The performances are superb, with Joe Pesci’s Tommy being, very probably, the most pants-shittingly scary gangster I’ve ever watched. Every moment he’s on screen is filled with tension because he is entirely unpredictable. Even Henry treads lightly around him, and Jimmy, who is also known as Gentlemen Jim, uses Tommy as his nuclear option whenever he doesn’t want to get his hands dirty. At one point, Tommy accidentally kills a boy not much older than Henry was when he decided to be a gangster, without even a hint of remorse, and then there’s that classic scene between Henry and Tommy, ta scene that’s been spoofed in dozens of movies and standup routines since then, when Henry, rightly, thinks Tommy might actually be capable of killing him, for thinking he’s a funny guy.

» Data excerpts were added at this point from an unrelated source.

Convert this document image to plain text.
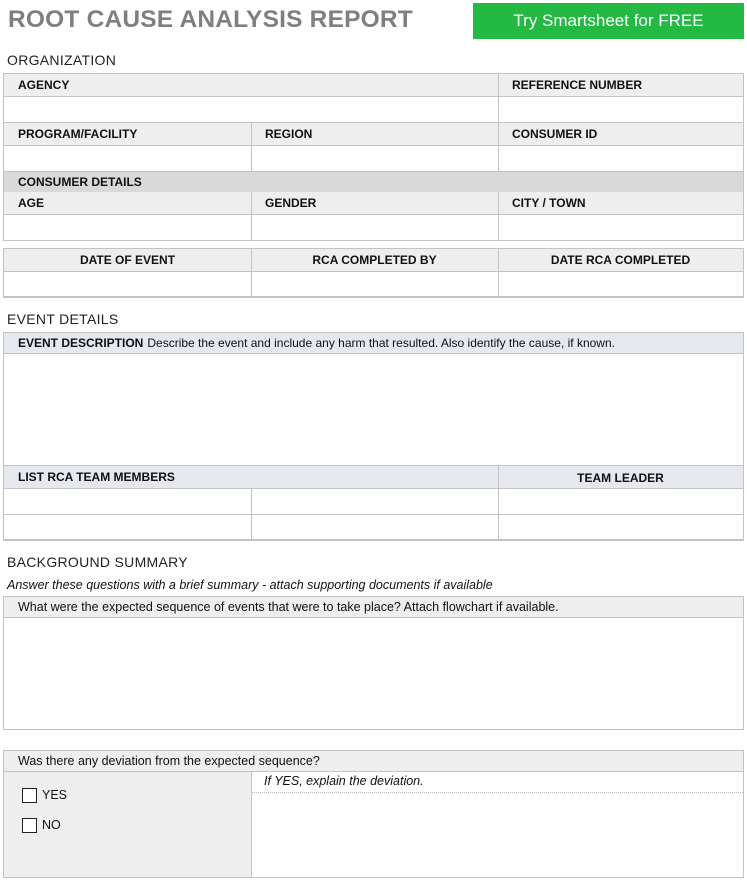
ROOT CAUSE ANALYSIS REPORT	Try Smartsheet for FREE
ORGANIZATION
AGENCY	REFERENCE NUMBER
PROGRAM/FACILITY	REGION	CONSUMER ID
CONSUMER DETAILS
AGE	GENDER	CITY / TOWN
DATE OF EVENT	RCA COMPLETED BY	DATE RCA COMPLETED
EVENT DETAILS
EVENT DESCRIPTION Describe the event and include any harm that resulted. Also identify the cause, if known.
LIST RCA TEAM MEMBERS	TEAM LEADER
BACKGROUND SUMMARY
Answer these questions with a brief summary - attach supporting documents if available
What were the expected sequence of events that were to take place? Attach flowchart if available.
Was there any deviation from the expected sequence?
YES
NO
If YES, explain the deviation.
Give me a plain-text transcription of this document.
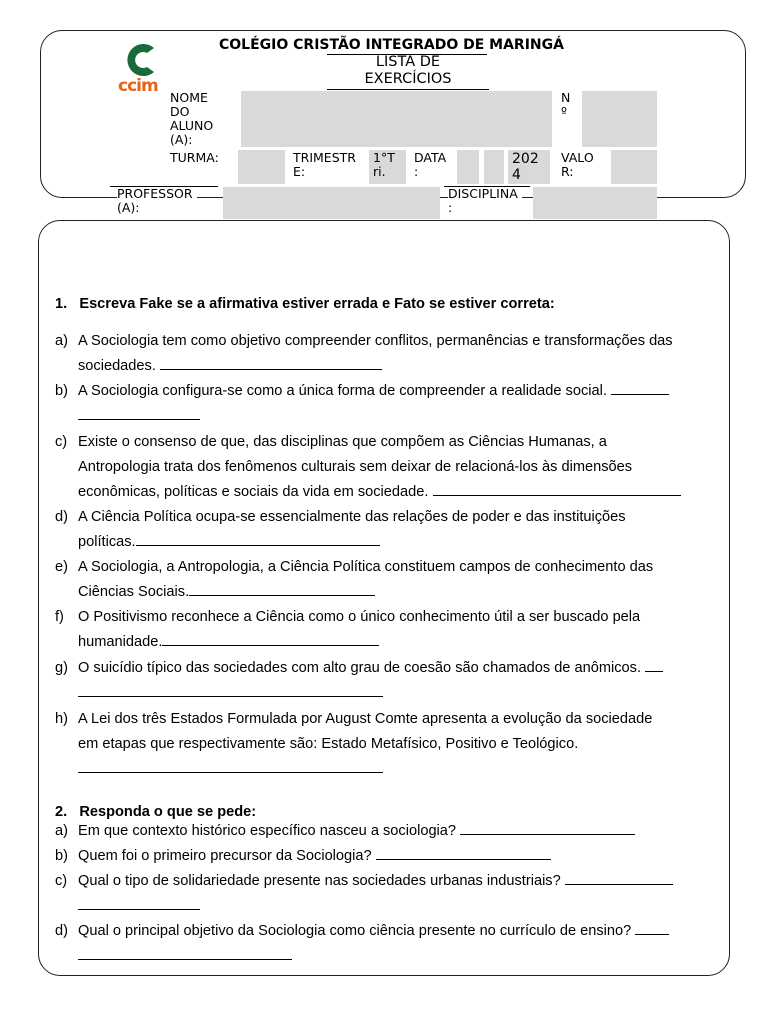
ccim
COLÉGIO CRISTÃO INTEGRADO DE MARINGÁ
LISTA DE
EXERCÍCIOS
NOME
DO
ALUNO
(A):
N
º
TURMA:	TRIMESTR
E:
1°T
ri.
DATA
:
202
4
VALO
R:
PROFESSOR
(A):
DISCIPLINA
:
1.   Escreva Fake se a afirmativa estiver errada e Fato se estiver correta:
a) A Sociologia tem como objetivo compreender conflitos, permanências e transformações das
sociedades.
b) A Sociologia configura-se como a única forma de compreender a realidade social.
c) Existe o consenso de que, das disciplinas que compõem as Ciências Humanas, a
Antropologia trata dos fenômenos culturais sem deixar de relacioná-los às dimensões
econômicas, políticas e sociais da vida em sociedade.
d) A Ciência Política ocupa-se essencialmente das relações de poder e das instituições
políticas.
e) A Sociologia, a Antropologia, a Ciência Política constituem campos de conhecimento das
Ciências Sociais.
f) O Positivismo reconhece a Ciência como o único conhecimento útil a ser buscado pela
humanidade.
g) O suicídio típico das sociedades com alto grau de coesão são chamados de anômicos.
h) A Lei dos três Estados Formulada por August Comte apresenta a evolução da sociedade
em etapas que respectivamente são: Estado Metafísico, Positivo e Teológico.
2.   Responda o que se pede:
a) Em que contexto histórico específico nasceu a sociologia?
b) Quem foi o primeiro precursor da Sociologia?
c) Qual o tipo de solidariedade presente nas sociedades urbanas industriais?
d) Qual o principal objetivo da Sociologia como ciência presente no currículo de ensino?
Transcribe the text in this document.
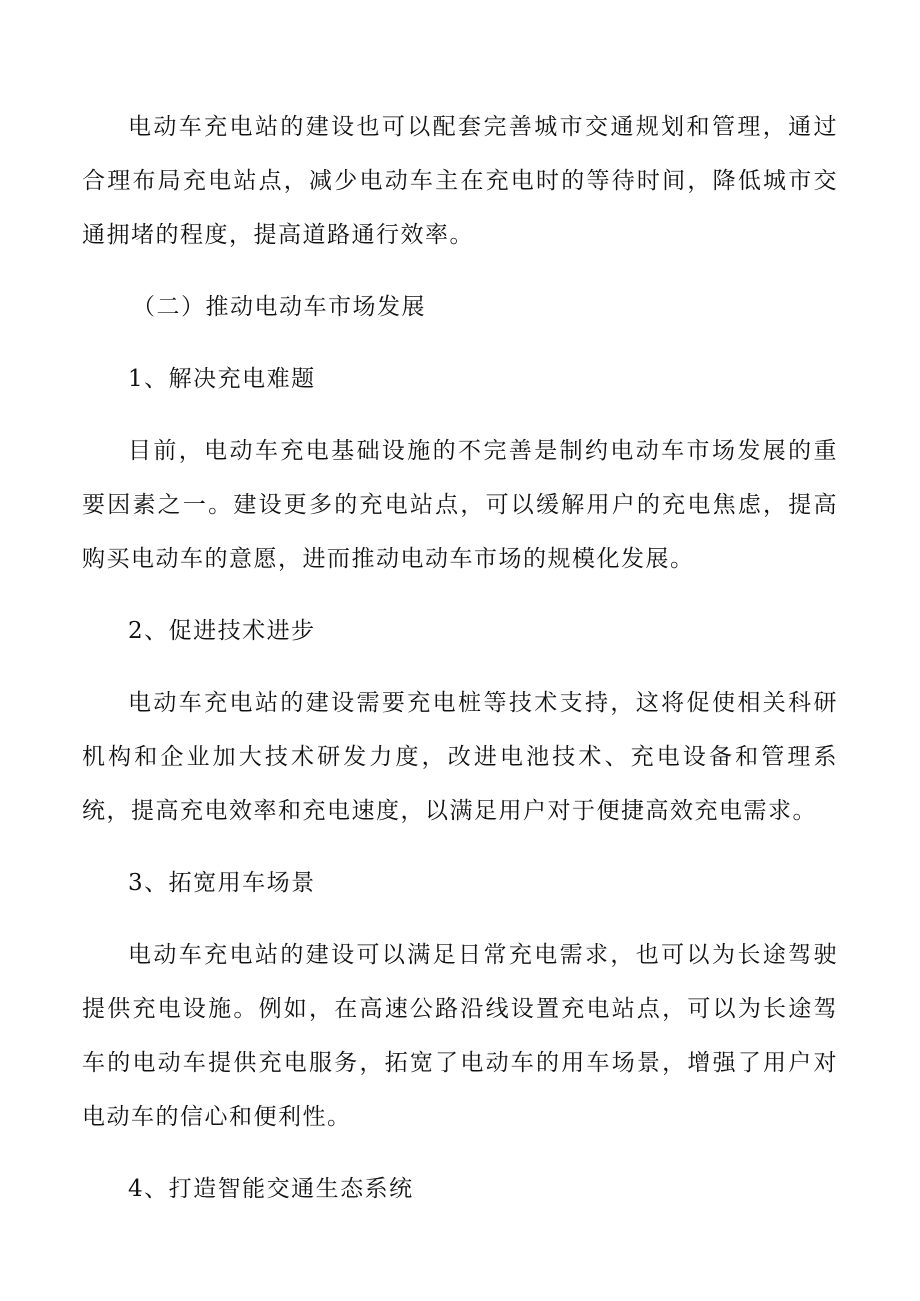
电动车充电站的建设也可以配套完善城市交通规划和管理，通过合理布局充电站点，减少电动车主在充电时的等待时间，降低城市交通拥堵的程度，提高道路通行效率。

（二）推动电动车市场发展

1、解决充电难题

目前，电动车充电基础设施的不完善是制约电动车市场发展的重要因素之一。建设更多的充电站点，可以缓解用户的充电焦虑，提高购买电动车的意愿，进而推动电动车市场的规模化发展。

2、促进技术进步

电动车充电站的建设需要充电桩等技术支持，这将促使相关科研机构和企业加大技术研发力度，改进电池技术、充电设备和管理系统，提高充电效率和充电速度，以满足用户对于便捷高效充电需求。

3、拓宽用车场景

电动车充电站的建设可以满足日常充电需求，也可以为长途驾驶提供充电设施。例如，在高速公路沿线设置充电站点，可以为长途驾车的电动车提供充电服务，拓宽了电动车的用车场景，增强了用户对电动车的信心和便利性。

4、打造智能交通生态系统
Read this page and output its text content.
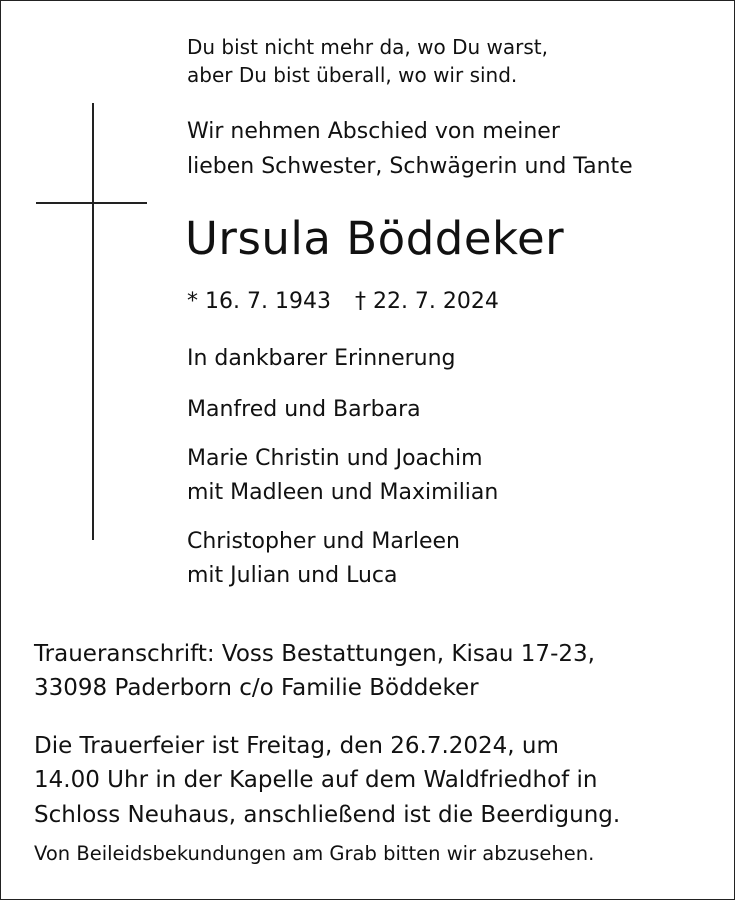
Du bist nicht mehr da, wo Du warst,
aber Du bist überall, wo wir sind.
Wir nehmen Abschied von meiner
lieben Schwester, Schwägerin und Tante
Ursula Böddeker
* 16. 7. 1943 † 22. 7. 2024
In dankbarer Erinnerung
Manfred und Barbara
Marie Christin und Joachim
mit Madleen und Maximilian
Christopher und Marleen
mit Julian und Luca
Traueranschrift: Voss Bestattungen, Kisau 17-23,
33098 Paderborn c/o Familie Böddeker
Die Trauerfeier ist Freitag, den 26.7.2024, um
14.00 Uhr in der Kapelle auf dem Waldfriedhof in
Schloss Neuhaus, anschließend ist die Beerdigung.
Von Beileidsbekundungen am Grab bitten wir abzusehen.
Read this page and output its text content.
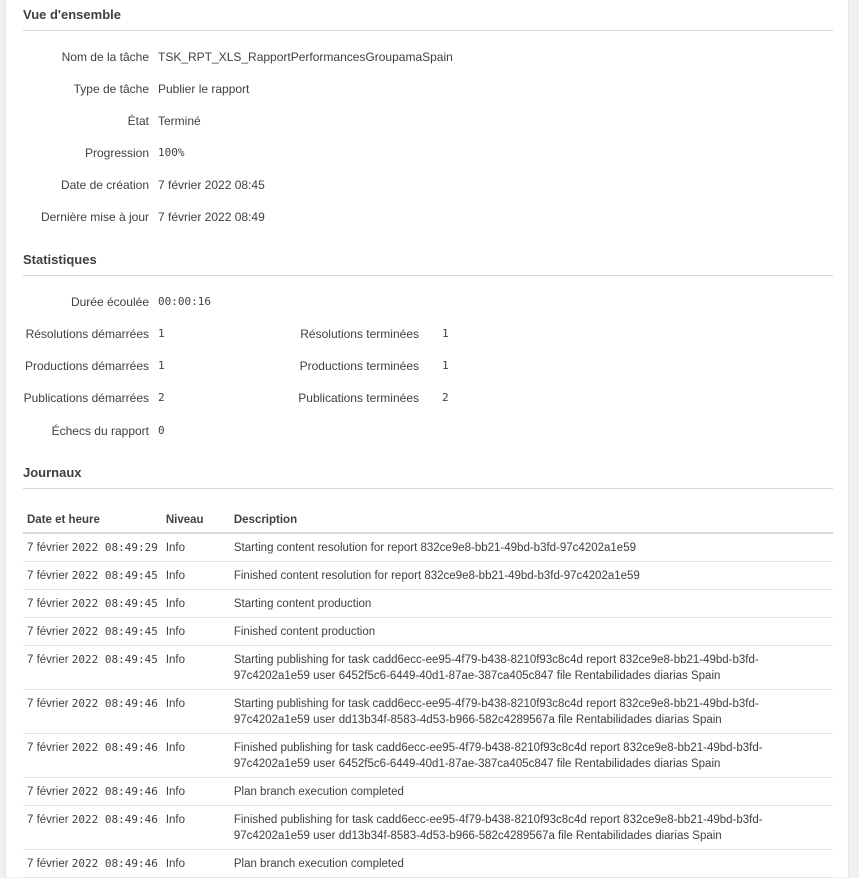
Vue d'ensemble
Nom de la tâche TSK_RPT_XLS_RapportPerformancesGroupamaSpain
Type de tâche Publier le rapport
État Terminé
Progression 100%
Date de création 7 février 2022 08:45
Dernière mise à jour 7 février 2022 08:49
Statistiques
Durée écoulée 00:00:16
Résolutions démarrées 1	Résolutions terminées 1
Productions démarrées 1	Productions terminées 1
Publications démarrées 2	Publications terminées 2
Échecs du rapport 0
Journaux
Date et heure	Niveau	Description
7 février 2022 08:49:29	Info	Starting content resolution for report 832ce9e8-bb21-49bd-b3fd-97c4202a1e59
7 février 2022 08:49:45	Info	Finished content resolution for report 832ce9e8-bb21-49bd-b3fd-97c4202a1e59
7 février 2022 08:49:45	Info	Starting content production
7 février 2022 08:49:45	Info	Finished content production
7 février 2022 08:49:45	Info	Starting publishing for task cadd6ecc-ee95-4f79-b438-8210f93c8c4d report 832ce9e8-bb21-49bd-b3fd-97c4202a1e59 user 6452f5c6-6449-40d1-87ae-387ca405c847 file Rentabilidades diarias Spain
7 février 2022 08:49:46	Info	Starting publishing for task cadd6ecc-ee95-4f79-b438-8210f93c8c4d report 832ce9e8-bb21-49bd-b3fd-97c4202a1e59 user dd13b34f-8583-4d53-b966-582c4289567a file Rentabilidades diarias Spain
7 février 2022 08:49:46	Info	Finished publishing for task cadd6ecc-ee95-4f79-b438-8210f93c8c4d report 832ce9e8-bb21-49bd-b3fd-97c4202a1e59 user 6452f5c6-6449-40d1-87ae-387ca405c847 file Rentabilidades diarias Spain
7 février 2022 08:49:46	Info	Plan branch execution completed
7 février 2022 08:49:46	Info	Finished publishing for task cadd6ecc-ee95-4f79-b438-8210f93c8c4d report 832ce9e8-bb21-49bd-b3fd-97c4202a1e59 user dd13b34f-8583-4d53-b966-582c4289567a file Rentabilidades diarias Spain
7 février 2022 08:49:46	Info	Plan branch execution completed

The camera work is extraordinary, the long traveling shots of Henry moving in and out of covert spaces at the beginning of the movie, and the busy shifts in camerawork, and rapid shifts in music, towards the end of the film, that parallel Henry’s paranoid, coke induced, freefall which presages his capture by the police.
While we’re doing that, we get to listen to some of the greatest music of the twentieth century, showcasing scenes which have since become iconic feats of filmmaking, from Henry and Karen’s first date, serenaded by The Crystal’s Then He Kissed Me, to the Lufthansa scenes, shot to the tune of Eric Clapton’s Piano Exit from Layla, followed by the death of Tommy:
The music in this movie could almost be considered another character. This is Scorcese’s masterpiece, and he has never topped it, (although Casino came pretty close by reiterating the tropes created in this one). It’s Scorcese’s musical choices that make this one of the most incredible films of his career. This was a director at the top of his game. Its not a surprise that this movie won for Best Picture that year.